Jeremiah 29:11 Difficult and many the obstacles be,
For one whom can’t nest on mere limb of a tree, But faith born of instinct the bluebird must follow, To locate a fence post or dead tree hollow,
To find a house of hope. From housetop protected from reptile and foe,
The male bird starts singing, a compass to show, The way for his sweetheart, a life mate be,
His passionate love song allures her to he,
To build a house of hope. So like the bluebird is Bridegroom Christ Jesus, Gone to prepare a place quite prestigious,
Please hearken His own love to His song compelling, Calling us to Himself, our eternal dwelling,
A House of Hope.
––– Ken Helser
Few of God's creatures evoke as much emotion in poem or song as the little bluebird. And yet, the saga of the bluebird is a dramatic story of its struggle for survival. Why did the one who carries the sky on its wing nearly become extinct? Because of its many enemies. First, it was the environment. Super highways, malls and housing projects rapidly eroded the wild berry trees that once sustained the bird in the winter. Gone were the hollows in trees and fence posts which it once made its home. Then came the raccoons and black snakes that invade the home of the bluebird for an easy meal; the starlings, robbing its food supply; and the English sparrow, that savagely kills the mother and robs the nest. Some wondered if the bluebird could possibly survive? And some decided to give God’s little creature a hand.
It has, thanks to Jack Finch, a Carolinian who has built more than 50,000 bluebird boxes, and plants the berry producing dogwoods for winter provisions for bluebirds with more vigor than Johnny Appleseed planted apple trees. Mr. Finch first caught my attention when he was featured on an “Earth Day” special on CBS news. I was instantly captivated by the Jesus look in his eye when asked why he would spend much of his life building homes for bluebirds, he remarked, “Well, one day this old body will be laid to rest, and I’d like to think a bluebird or two might take notice of my love for them and sing a song or two over my grave.” I was so intrigued by the nurseryman from Bailey, North Carolina, that Linda and I sought him out in hopes of taking some photos of the beautiful birds–– which I might make a painting of. But we got much more. We got a life-changing message.
“Did you know that bluebirds are very romantic?” Mr. Finch said, tilting his ear to catch the warble of a songbird in the distance. “Yep. The male bird falls in love and courts his sweetheart by first finding a suitable home for them to nest. From there he sings his love song. That’s what attracts her. If she says ‘I do’ to his proposal by entering the future homesite, he flutters wildly and sings his he'd off with joy! It’s a site to behold.”
“Why, that’s just like Jesus!” I exclaimed, reveling in the correlation between the bird and the Gospel. “Christ has gone to prepare a place for us, and from there he attracts us, his bride-to-be, to His house with His own love song!”

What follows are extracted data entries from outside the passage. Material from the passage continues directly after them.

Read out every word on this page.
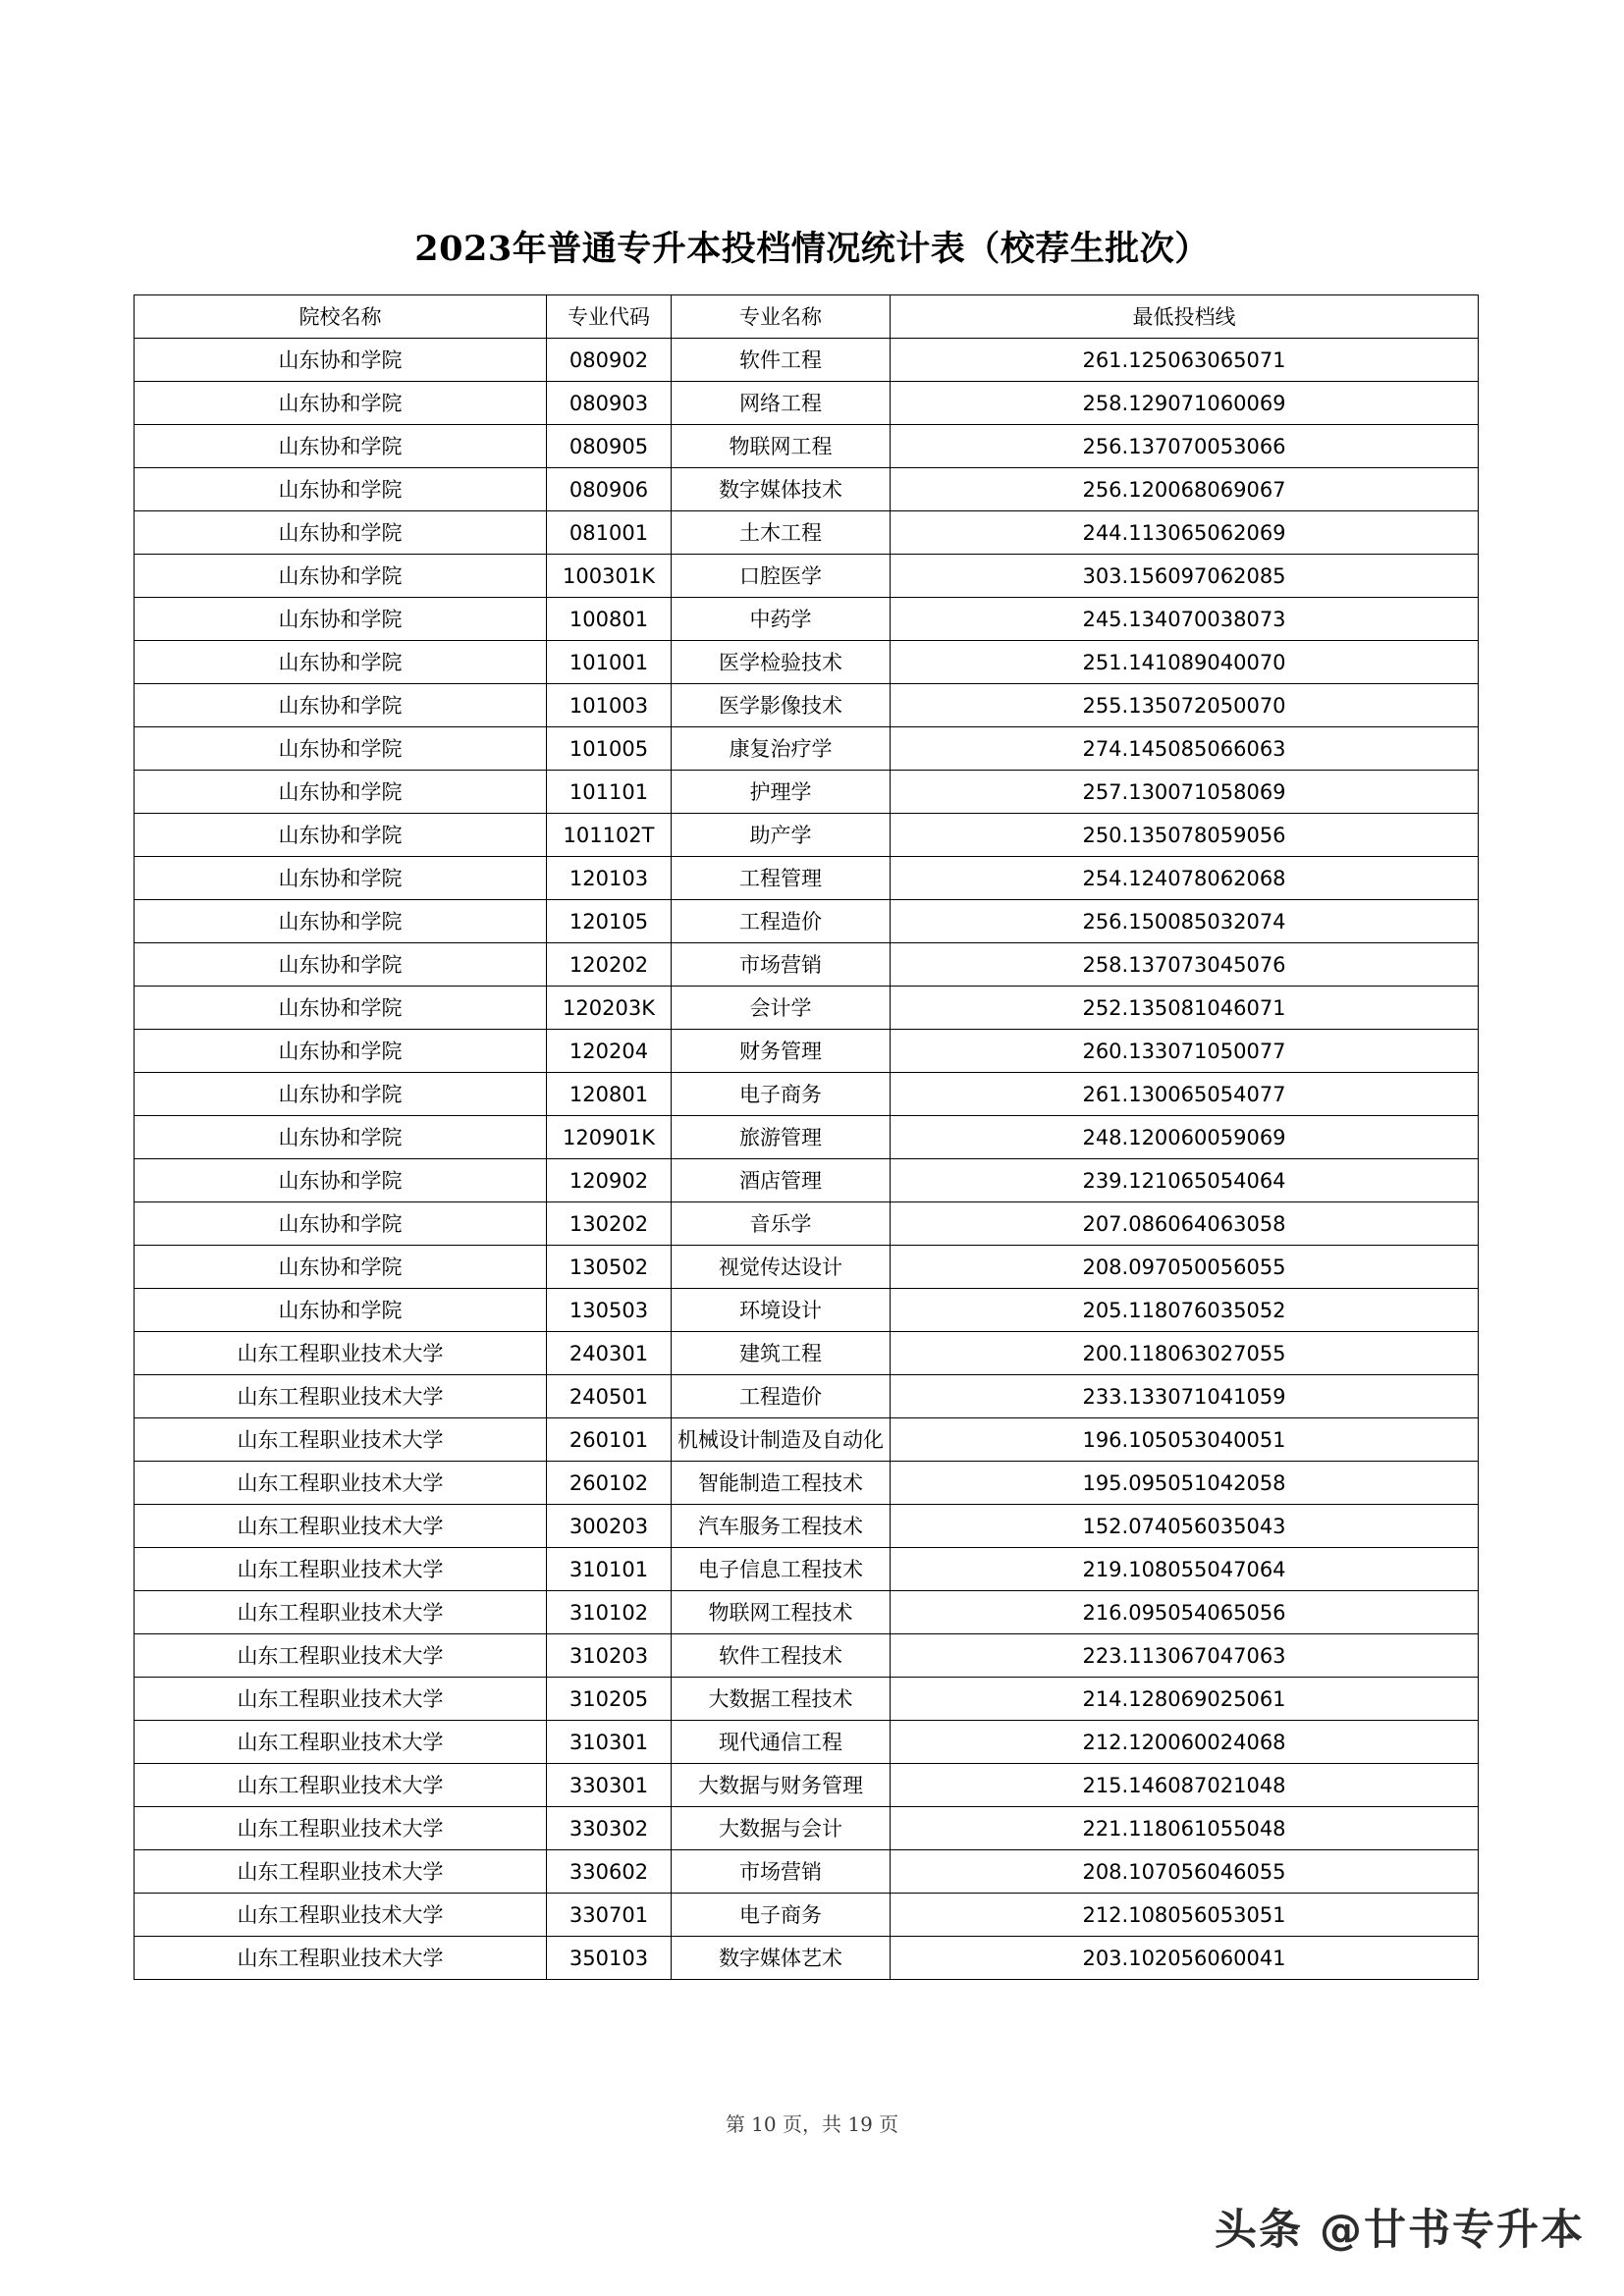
2023年普通专升本投档情况统计表（校荐生批次）
院校名称	专业代码	专业名称	最低投档线
山东协和学院	080902	软件工程	261.125063065071
山东协和学院	080903	网络工程	258.129071060069
山东协和学院	080905	物联网工程	256.137070053066
山东协和学院	080906	数字媒体技术	256.120068069067
山东协和学院	081001	土木工程	244.113065062069
山东协和学院	100301K	口腔医学	303.156097062085
山东协和学院	100801	中药学	245.134070038073
山东协和学院	101001	医学检验技术	251.141089040070
山东协和学院	101003	医学影像技术	255.135072050070
山东协和学院	101005	康复治疗学	274.145085066063
山东协和学院	101101	护理学	257.130071058069
山东协和学院	101102T	助产学	250.135078059056
山东协和学院	120103	工程管理	254.124078062068
山东协和学院	120105	工程造价	256.150085032074
山东协和学院	120202	市场营销	258.137073045076
山东协和学院	120203K	会计学	252.135081046071
山东协和学院	120204	财务管理	260.133071050077
山东协和学院	120801	电子商务	261.130065054077
山东协和学院	120901K	旅游管理	248.120060059069
山东协和学院	120902	酒店管理	239.121065054064
山东协和学院	130202	音乐学	207.086064063058
山东协和学院	130502	视觉传达设计	208.097050056055
山东协和学院	130503	环境设计	205.118076035052
山东工程职业技术大学	240301	建筑工程	200.118063027055
山东工程职业技术大学	240501	工程造价	233.133071041059
山东工程职业技术大学	260101	机械设计制造及自动化	196.105053040051
山东工程职业技术大学	260102	智能制造工程技术	195.095051042058
山东工程职业技术大学	300203	汽车服务工程技术	152.074056035043
山东工程职业技术大学	310101	电子信息工程技术	219.108055047064
山东工程职业技术大学	310102	物联网工程技术	216.095054065056
山东工程职业技术大学	310203	软件工程技术	223.113067047063
山东工程职业技术大学	310205	大数据工程技术	214.128069025061
山东工程职业技术大学	310301	现代通信工程	212.120060024068
山东工程职业技术大学	330301	大数据与财务管理	215.146087021048
山东工程职业技术大学	330302	大数据与会计	221.118061055048
山东工程职业技术大学	330602	市场营销	208.107056046055
山东工程职业技术大学	330701	电子商务	212.108056053051
山东工程职业技术大学	350103	数字媒体艺术	203.102056060041
第 10 页，共 19 页
头条 @廿书专升本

I was plumb giddy from the revelation, when the kind man continued, “And bluebirds are not only romantic, they are faithful to each other. They mate for life. They make such great parents that they are one of the few birds in existence that continue to feed their young after they leave the nest. Why, they even take a family vacation,” he laughed. “They migrate south as a family.”
I could see that Jack was choking with emotion. Not for the birds, but for mankind. Turning away to hide the tear in his eye, he spoke solemnly, “There is so much we could learn from Go’s little creatures if we would only pay attention. The bluebird is such an overcomer. They have so many enemies. So many obstacles to overcome. But they never seem to waste their lives by complaining. They just energetically go on building their homes, their families, with hope. A great big hope that it’s all going to work out fine…”
After visiting many bluebird houses around Jack’s farm, and taking hundreds of pictures, the kind man loaded five bird boxes into our van and gave us a hug that implied that we had become friends for life.
As we drove out on the long dirt road from Jack’s place, we passed one bluebird box after another. I found myself saluting every homesite. I think I was subconsciously saying thank you to God’s little creatures who taught me about overcoming. Conquering fear. Romance and faithfulness. And victory. I too wanted to go home and build my own “House of Hope.”
“‘I know the plans I have for you,’ declares the Lord, ‘plans to prosper you and not to harm you, plans to give you hope and a future’” (Jeremiah 29:11, NIV).